In furtherance, Central Bank Governor, Nathaniel Patray said the Liberian economy recorded an average growth rate of 8.0 percent under an environment of relatively stable inflation and exchange rate from 2006 to 2013.

According to him, there were massive external assistance, including UNMIL’s presence in the economy with average annual inflows of about five hundred million United States dollars in foreign exchange, from 2003-2018 something that increases donor’s inflows of more than US$2 billion dollars for capital and other investments over the period.

“These inflows largely explained the moderate pressure in the macroeconomic developments, translated into moderate inflationary pressures and low exchange rate volatility.”

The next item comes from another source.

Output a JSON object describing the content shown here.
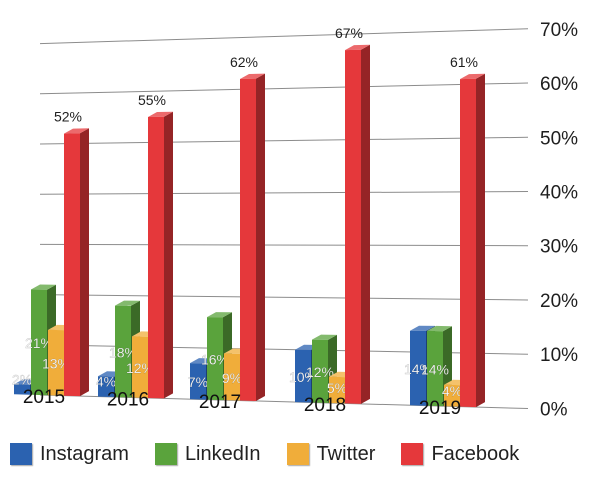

Governor Patery claimed more sustained efforts have been slow in promoting economic activities in manufacturing and agriculture, as well as reducing the importation of basic consumables that the country can or has the capacity to produce. Productivity has been low in agriculture and manufacturing, reflecting less than 3.0 percent growth on average from 2006 to 2014.

Economic activity remains significantly concentrated around the enclave sector with limited linkages between the concession sector and the downstream economic activities for the enhancement of value chain production and job creation, he mentioned.

“The vulnerabilities of the Liberian economy became evident by the drastic decline in economic activities as a result of the effects of the Ebola health crisis and the global commodity price slump and exacerbated by the departure of UNMIL. From 2014-2016, investments and other economic activities were subdued with economic growth recording a contraction, from the seemingly impressive growth trajectory of 8.0 percent to negative 0.3 percent,” he claimed.

The CBL boss maintained that the current pressures on the domestic currency is accentuated with the departure of UNMIL and slow recovery in commodity prices as well as slowdown in donor assistance.

Governor Patray asserted that the situation has exerted significant stress on the economy, which grew by an estimated 1.2 percent in 2018, from a revised growth of 3.2 percent, and is expected to further slowdown to 0.4 percent in this year, partly explained by the lukewarm policy response to address the hidden pre-Ebola vulnerabilities.